Complicating things further are software developers that explicitly offer scraping services to individuals. One web site WebHarvy, for instance, has a landing page that reads like a sales pitch.
“WebHarvy lets you scrape real estate web sites with ease. The best thing is that once you download and install our software you can start extracting data from real estate websites to your computer within a minute. WebHarvy is very easy to configure and use,” stated WebHarvy’s web site.
Mozenda, a screen scraping tool, do not advertise directly to real estate agents, although it is being promoted by industry insiders for mining real estate data from the web. One video owned by a YouTube user provides a tutorial on how to use it for gathering local property information, valuation and even homeowner data.
Data piracy has dragged a number of companies into a series of lawsuits over the past few years, as documented by a blog post published on the website of Eric Goldman, a Santa Clara University of Law professor.
In one of the cases cited by the blog post, the Regional Multiple Listing Service (RMLS) sued American Home Realty Network (AHRN) for re-publishing listing “photographs, agent remarks or narratives and field descriptors without a license.”
The case brought a number of gray areas to surface, such as whether generic textual content warrant copyright protection or not. Nevertheless, the court ruled in favor of RMLS and enjoined AHRN to stop reproducing or copying content from the former.
The court maintained, however, that RMLS’s field descriptors, which consist of bare, generic terms like “deck” or “patio” are not “sufficiently creative” to be copyright protected.
Data piracy “detracts the value” of a web site, as RMLS noted in its argument against AHRN. It also hurts the industry by robbing real estate agents, and ultimately, their brokers, of revenues.
“The listing data's first and foremost value is an advertisement to get the property sold, and to promote the agent and broker. That value is clear and fairly simple,” Realtor.com executive Curt Beadsley noted in an interview with RIS Media last year.
“The leaks are taking money away in two different ways. First if this marketplace could be created, it's a revenue stream. Brokers could be making money off of this. Second, they lose control of the leaked data. Brokers are losing control of their brand, and the way that listing is being monetized and displayed,” Beadsley explained.
“Consumers are agitated when they keep connecting to their agents with homes that are not really for sale. A lot of it is wrong.

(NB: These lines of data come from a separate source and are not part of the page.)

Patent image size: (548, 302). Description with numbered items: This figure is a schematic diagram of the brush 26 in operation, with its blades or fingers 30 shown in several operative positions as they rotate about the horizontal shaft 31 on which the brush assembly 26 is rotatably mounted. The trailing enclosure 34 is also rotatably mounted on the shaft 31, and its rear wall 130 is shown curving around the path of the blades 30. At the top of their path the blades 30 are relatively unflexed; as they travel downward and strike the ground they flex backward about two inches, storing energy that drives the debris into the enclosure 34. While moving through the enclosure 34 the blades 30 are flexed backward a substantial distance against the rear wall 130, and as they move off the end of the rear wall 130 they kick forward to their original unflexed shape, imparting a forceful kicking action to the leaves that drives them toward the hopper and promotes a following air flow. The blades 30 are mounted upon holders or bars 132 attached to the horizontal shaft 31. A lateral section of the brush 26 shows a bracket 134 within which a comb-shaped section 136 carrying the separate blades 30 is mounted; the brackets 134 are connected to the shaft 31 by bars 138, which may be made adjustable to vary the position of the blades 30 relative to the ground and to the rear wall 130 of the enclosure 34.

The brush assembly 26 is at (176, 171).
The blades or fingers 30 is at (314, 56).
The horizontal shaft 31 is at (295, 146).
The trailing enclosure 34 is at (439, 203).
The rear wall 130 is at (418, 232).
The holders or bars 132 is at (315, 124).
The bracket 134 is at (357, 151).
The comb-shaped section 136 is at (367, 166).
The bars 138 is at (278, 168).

Agents are paying for leads on homes that went off the market months ago. As a broker, that's a brand problem,” he added.
Real estate agents can protect their home listings by turning to real estate technologies that have IDX (information data exchange) features and allow them to create unique branded pages. RealBiz Media Group, Inc.’s (OTCQB: RBIZ) patented proprietary video platforms have a built-in IDX system that is only shared with its clients and partners.
One platform owned by RealBiz Media, Nestbuilder.com, hosts an agent only platform providing real estate agents a wide range of social media and video marketing applications to build their listings, personal brands, blogs, community events, and incentive programs that are consolidated in what’s called Agent Video Reels.
According to a press statement from the company, Nestbuilder.com has over 1.6 million listings and “boasts the largest collection of video based listings on the market today.”
In 2013, a non-profit, REDPLAN (Real Estate Data Protection Legal Association Nonprofit), was founded to protect the intellectual property rights of multiple listing sites and real estate agents. Currently, REDPLAN is stockpiling member contributions for its legal reserve fund which will be used to support members “who felt their rights had been trampled on,” according to a report on Inman News.